No sound, only silence
 as September days fly
 on wild geese wings
 that shadow sapphire sky;
 as winsome wind flings
 the flaming leaves high;
 as gilded golden sun
 reflects a lovely lie;
 but I know summer's done
 and all things die.
  ~ ~ ~
Bright colors bleeding
Orange, gold, red from rain-washed limbs
September's last stand
~ ~ ~

All of these poems except the first are from A Potpourri of Poems, available from Amazon and other distributors in print and ebook. It contains almost one hundred poems and thirty-three full color pictures. Or if you prefer to hear the poems read by the lovely voice of Becky Doughty you can also purchase an audible edition.


  1. I thought your poetry was just beautiful and emotionally moving. I admire your ability to write Haiku. I could not write it if my life depended on it. Well, I'd try if that was the case, but it would never be good.
    My sister and I used to read poetry to each other from the time we were very young. I wrote poetry in my early years, but honestly, I don't believe I was ever that good at it.
    Autumn does seem like an inspiring time of year. It is also my favorite time of year in spite of the fact that it precedes winter of which I am no fan at all.
    This was such a wonderful post, Linda. I enjoyed it so much.

  2. Thank you, Sarah. Your words always warm my heart. And I feel certain you could write wonderful poetry. I think the word "poet" scares people because they equate it with some intellectual high-brow. I never say that I am a poet. I consider that I write poems and there is a big difference. Poems are just stories that are shorter on the page (in most cases) or talking written down. And Haiku is really the easiest of all. Traditional Haiku is 3 lines of 5-7-5 syllables and it paints a picture or catches a moment in time. It doesn't contain a message, it just "is." So, go write a Haiku while you are inspired by autumn!

  3. Thank you so much for your kind words. And for always supporting the authors who write these posts. When we get few comments it is always discouraging so I know I speak of others as well as myself when I say that it is greatly appreciated.

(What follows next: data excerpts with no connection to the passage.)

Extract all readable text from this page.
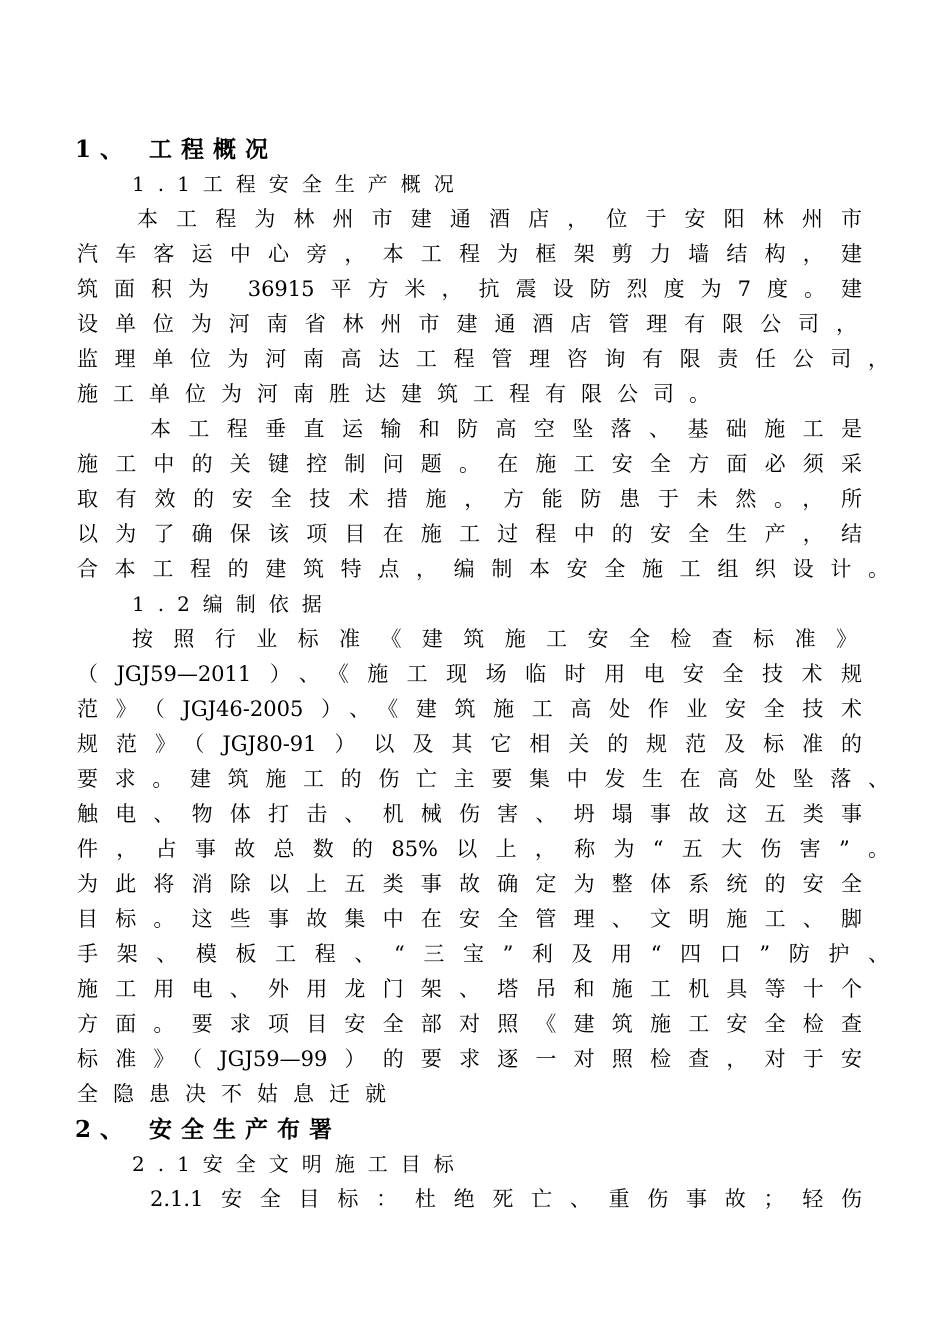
1、 工程概况
1.1工程安全生产概况
本工程为林州市建通酒店，位于安阳林州市
汽车客运中心旁，本工程为框架剪力墙结构，建
筑面积为 36915平方米，抗震设防烈度为7度。建
设单位为河南省林州市建通酒店管理有限公司，
监理单位为河南高达工程管理咨询有限责任公司，
施工单位为河南胜达建筑工程有限公司。
本工程垂直运输和防高空坠落、基础施工是
施工中的关键控制问题。在施工安全方面必须采
取有效的安全技术措施，方能防患于未然。，所
以为了确保该项目在施工过程中的安全生产，结
合本工程的建筑特点，编制本安全施工组织设计。
1.2编制依据
按照行业标准《建筑施工安全检查标准》
（JGJ59—2011）、《施工现场临时用电安全技术规
范》（JGJ46-2005）、《建筑施工高处作业安全技术
规范》（JGJ80-91）以及其它相关的规范及标准的
要求。建筑施工的伤亡主要集中发生在高处坠落、
触电、物体打击、机械伤害、坍塌事故这五类事
件，占事故总数的85%以上，称为“五大伤害”。
为此将消除以上五类事故确定为整体系统的安全
目标。这些事故集中在安全管理、文明施工、脚
手架、模板工程、“三宝”利及用“四口”防护、
施工用电、外用龙门架、塔吊和施工机具等十个
方面。要求项目安全部对照《建筑施工安全检查
标准》（JGJ59—99）的要求逐一对照检查，对于安
全隐患决不姑息迁就
2、 安全生产布署
2.1安全文明施工目标
2.1.1安全目标：杜绝死亡、重伤事故；轻伤
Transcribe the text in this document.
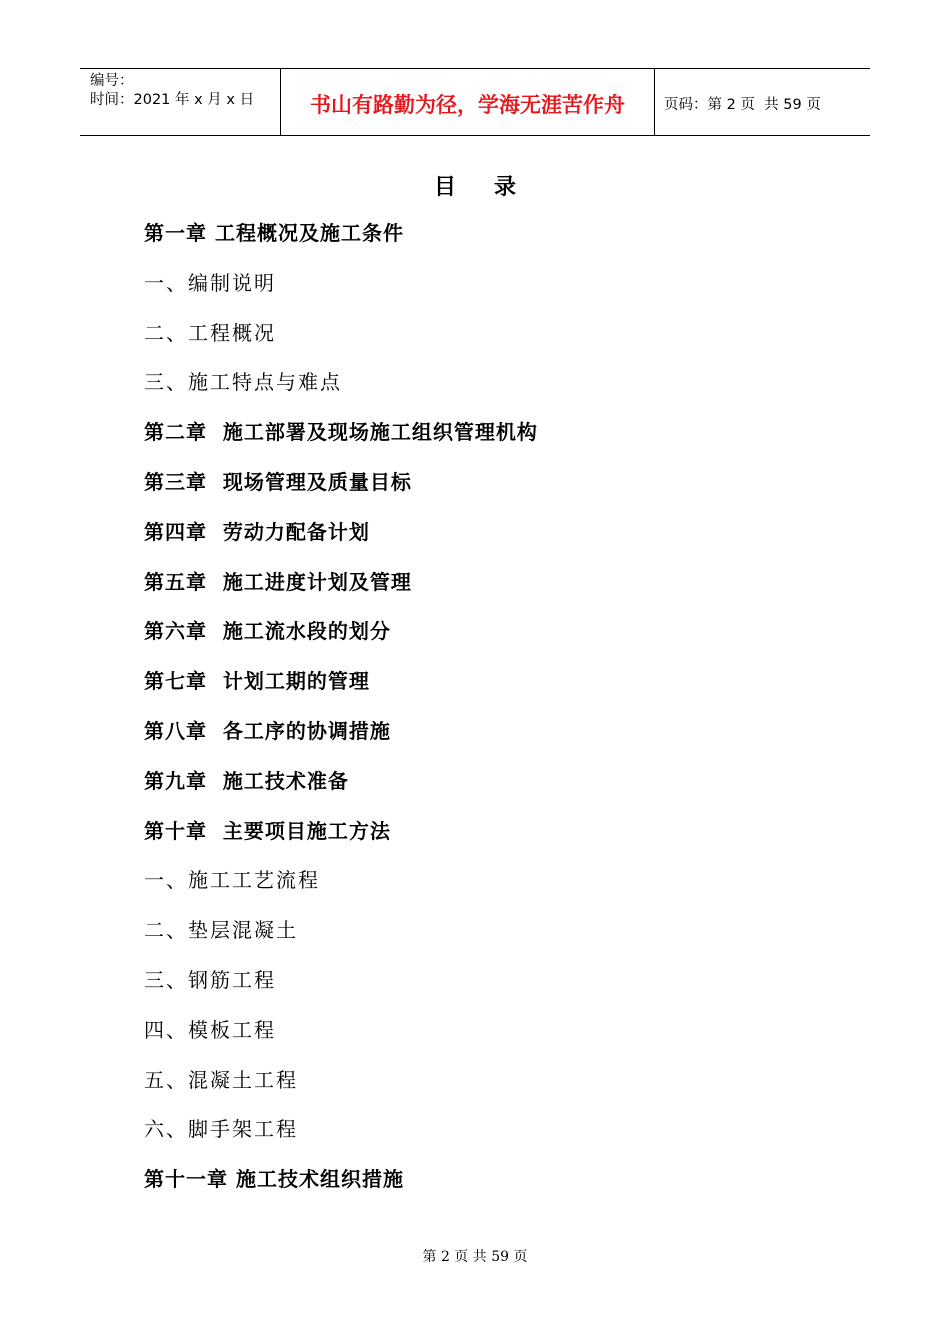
编号：
时间：2021 年 x 月 x 日	书山有路勤为径，学海无涯苦作舟	页码：第 2 页  共 59 页
目录
第一章 工程概况及施工条件
一、编制说明
二、工程概况
三、施工特点与难点
第二章  施工部署及现场施工组织管理机构
第三章  现场管理及质量目标
第四章  劳动力配备计划
第五章  施工进度计划及管理
第六章  施工流水段的划分
第七章  计划工期的管理
第八章  各工序的协调措施
第九章  施工技术准备
第十章  主要项目施工方法
一、施工工艺流程
二、垫层混凝土
三、钢筋工程
四、模板工程
五、混凝土工程
六、脚手架工程
第十一章 施工技术组织措施
第 2 页 共 59 页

  4. I have this book...in print..and pull it down once in a while to re-read one or two. Reading poetry is soothing, I think, I breathe more slowly...because I read poetry slowly--do you? Books? I'm never a fast reader, but I read at a reasonably fast pace, at least. But poetry--every word is to be savored, and reread...you know my favorites in Potpourri of Poems. Now, I'll have to take this off the bookcase and read a few selections. Maybe it will drown out the political yammering we can't seem to get away from.
    Thanks for a wonderful selection of your many poems. I wish I were as talented--one of the few ways we differ.

  5. Thank you for your thoughts on poetry which I totally agree with. I, too, savor every word I read in poetry. Because a poem is more concise than prose, each word has to be important. As for writing poetry being one way we differ...true. But remember, I've never played golf! As always, thanks for your support and help with posting.

  6. I love your books of poetry. I think many of us often forget to take those few moments and write those little vignettes/slivers of life that stay with us. I think of poetry as an anchor for memories.I love the sing-song rhymes, but poetry does not require such structure. But it's a wonderful way to stretch the mind if we write it, and it's a delicious treat for the brain to read it.

    You are a poet, Linda! And a wonderful spinner of tales!

  7. Thank you for your kind words, Elizabeth Ayers, and for your thoughtful comments on the meaning of poetry. I will remember your definition of poetry as an anchor for memories. For me, at least, it is a more emotional experience that writing fiction. I am always awed by this means of expressing so much in so few
    words. I'm so happy that you stopped by.

  8. A cup of apple cider and a slice of gingerbread sounds perfect while you reading your book of poetry. Thanks for sharing a few of your Autumn poems.